Do not accept partial payment. If you do, you often waive your right to evict based on that 3-day notice and have to start the notice process all over again. If they want to pay, they must pay the full amount due.
Q2

Can I turn off utilities if my tenant doesn't pay rent?

Absolutely not. This is illegal in Utah and considered a "self-help" eviction. You could face serious penalties, including damages to the tenant. Always follow the legal eviction process.
Q3

How long does it typically take to get a court date in Grand County?

Once you file, if the tenant responds, a hearing is usually set within 1-2 weeks. If they don't respond, a default judgment can be requested sooner. The 27-day average timeline includes this.
Q4

What's the biggest mistake landlords make during an eviction in Moab?

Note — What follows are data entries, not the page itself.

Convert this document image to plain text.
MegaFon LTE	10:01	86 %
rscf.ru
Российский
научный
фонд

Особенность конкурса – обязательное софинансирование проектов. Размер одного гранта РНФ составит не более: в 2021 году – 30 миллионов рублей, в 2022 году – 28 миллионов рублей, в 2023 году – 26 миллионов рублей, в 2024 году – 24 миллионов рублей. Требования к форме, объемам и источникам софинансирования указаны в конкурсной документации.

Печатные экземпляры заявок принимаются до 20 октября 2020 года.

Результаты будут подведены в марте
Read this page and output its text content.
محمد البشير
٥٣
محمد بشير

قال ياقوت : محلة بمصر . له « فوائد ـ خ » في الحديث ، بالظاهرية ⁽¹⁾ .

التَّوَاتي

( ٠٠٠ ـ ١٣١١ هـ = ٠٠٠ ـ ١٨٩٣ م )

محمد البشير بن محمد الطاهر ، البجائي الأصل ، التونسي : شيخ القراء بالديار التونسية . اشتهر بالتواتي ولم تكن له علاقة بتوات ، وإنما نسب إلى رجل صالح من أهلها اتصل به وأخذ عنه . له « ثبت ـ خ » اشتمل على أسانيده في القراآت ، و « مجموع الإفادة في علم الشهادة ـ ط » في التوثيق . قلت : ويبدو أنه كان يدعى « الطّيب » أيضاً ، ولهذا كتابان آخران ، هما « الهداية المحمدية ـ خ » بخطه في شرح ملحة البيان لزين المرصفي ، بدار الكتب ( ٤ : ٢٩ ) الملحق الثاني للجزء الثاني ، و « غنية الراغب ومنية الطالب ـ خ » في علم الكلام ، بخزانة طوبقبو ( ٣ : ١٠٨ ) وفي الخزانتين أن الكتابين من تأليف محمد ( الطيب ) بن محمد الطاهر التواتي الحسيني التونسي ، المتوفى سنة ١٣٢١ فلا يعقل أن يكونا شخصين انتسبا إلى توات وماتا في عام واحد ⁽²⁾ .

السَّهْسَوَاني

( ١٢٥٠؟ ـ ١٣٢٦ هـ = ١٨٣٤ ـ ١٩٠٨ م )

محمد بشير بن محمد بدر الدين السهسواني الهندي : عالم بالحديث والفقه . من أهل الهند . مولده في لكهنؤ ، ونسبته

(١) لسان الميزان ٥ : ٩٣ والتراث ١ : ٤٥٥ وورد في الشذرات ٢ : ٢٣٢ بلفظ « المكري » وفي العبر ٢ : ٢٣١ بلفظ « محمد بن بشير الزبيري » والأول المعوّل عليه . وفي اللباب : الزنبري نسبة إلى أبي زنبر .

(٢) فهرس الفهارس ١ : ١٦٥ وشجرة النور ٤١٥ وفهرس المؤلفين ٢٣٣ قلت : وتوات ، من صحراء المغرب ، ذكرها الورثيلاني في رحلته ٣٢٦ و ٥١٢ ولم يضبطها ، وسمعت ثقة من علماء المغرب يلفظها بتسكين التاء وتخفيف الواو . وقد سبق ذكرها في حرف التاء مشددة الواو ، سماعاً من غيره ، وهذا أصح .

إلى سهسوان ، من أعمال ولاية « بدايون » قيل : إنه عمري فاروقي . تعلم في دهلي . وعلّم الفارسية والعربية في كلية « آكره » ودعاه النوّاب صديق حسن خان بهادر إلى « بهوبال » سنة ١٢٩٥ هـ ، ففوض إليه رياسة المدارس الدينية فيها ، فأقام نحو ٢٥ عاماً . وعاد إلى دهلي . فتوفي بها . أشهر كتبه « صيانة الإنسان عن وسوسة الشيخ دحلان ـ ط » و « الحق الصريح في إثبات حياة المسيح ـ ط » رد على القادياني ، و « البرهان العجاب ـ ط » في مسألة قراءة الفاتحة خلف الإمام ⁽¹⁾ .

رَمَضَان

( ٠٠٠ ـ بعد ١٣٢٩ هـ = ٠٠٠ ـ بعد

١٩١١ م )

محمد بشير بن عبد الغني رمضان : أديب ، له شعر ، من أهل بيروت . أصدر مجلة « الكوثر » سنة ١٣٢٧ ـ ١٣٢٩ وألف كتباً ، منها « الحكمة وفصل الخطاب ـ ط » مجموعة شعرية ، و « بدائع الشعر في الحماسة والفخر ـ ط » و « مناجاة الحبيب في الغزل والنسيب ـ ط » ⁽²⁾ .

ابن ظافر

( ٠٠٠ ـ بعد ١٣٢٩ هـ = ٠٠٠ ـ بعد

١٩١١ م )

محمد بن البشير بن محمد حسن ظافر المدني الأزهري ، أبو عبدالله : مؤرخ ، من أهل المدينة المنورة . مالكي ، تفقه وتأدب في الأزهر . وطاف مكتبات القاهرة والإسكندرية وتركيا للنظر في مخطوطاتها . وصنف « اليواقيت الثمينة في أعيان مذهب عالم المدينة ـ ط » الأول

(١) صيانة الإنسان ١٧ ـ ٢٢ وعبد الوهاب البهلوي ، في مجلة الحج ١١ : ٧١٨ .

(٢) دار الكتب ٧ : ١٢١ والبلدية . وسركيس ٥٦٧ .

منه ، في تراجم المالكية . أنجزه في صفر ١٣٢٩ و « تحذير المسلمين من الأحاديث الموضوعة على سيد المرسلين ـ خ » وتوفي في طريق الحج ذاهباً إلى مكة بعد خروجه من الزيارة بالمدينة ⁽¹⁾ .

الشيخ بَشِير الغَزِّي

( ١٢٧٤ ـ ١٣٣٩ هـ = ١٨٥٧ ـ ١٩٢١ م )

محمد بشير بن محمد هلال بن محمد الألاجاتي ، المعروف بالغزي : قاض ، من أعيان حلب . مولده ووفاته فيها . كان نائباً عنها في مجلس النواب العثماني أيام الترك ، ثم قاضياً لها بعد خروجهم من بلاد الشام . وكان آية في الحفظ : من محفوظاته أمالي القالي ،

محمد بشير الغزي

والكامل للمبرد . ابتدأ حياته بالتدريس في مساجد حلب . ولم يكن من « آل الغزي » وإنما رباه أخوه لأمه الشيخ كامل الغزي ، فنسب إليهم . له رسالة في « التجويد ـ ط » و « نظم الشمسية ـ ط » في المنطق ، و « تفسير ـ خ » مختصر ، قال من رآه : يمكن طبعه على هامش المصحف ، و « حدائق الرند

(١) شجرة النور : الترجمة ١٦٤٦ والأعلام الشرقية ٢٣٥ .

The most common mistake is failing to properly serve notices or making errors on the eviction complaint. These technicalities can get your case dismissed, forcing you to start over and costing you more time and money. Get professional help if you're unsure.
Q5

Do I need a lawyer for every eviction?

Not always, especially if it's a straightforward non-payment case and the tenant doesn't fight it. However, if the tenant hires an attorney, or if the case involves complex lease violations, or if you feel overwhelmed, hiring a lawyer is highly recommended. It's an investment to protect your asset. You can find more specific rules for Grand County on our Grand County eviction guide.
06Score

What this score means for landlords2

A 2.5/10 places Moab in the 95th percentile of Utah cities on the Eviction Risk Score index. The score is the average of the nine sub-axes, all calibrated on a national 1 to 10 scale where 1 is most landlord-friendly and 10 is most tenant-protective. The 50-year reconstruction shows this score has climbed steadily since 1976, a structural drift driven by court-calendar growth, rent-control adoption, and the rise of tenant-side legal aid. The trajectory matters more than the snapshot: the score is the climate, not the weather.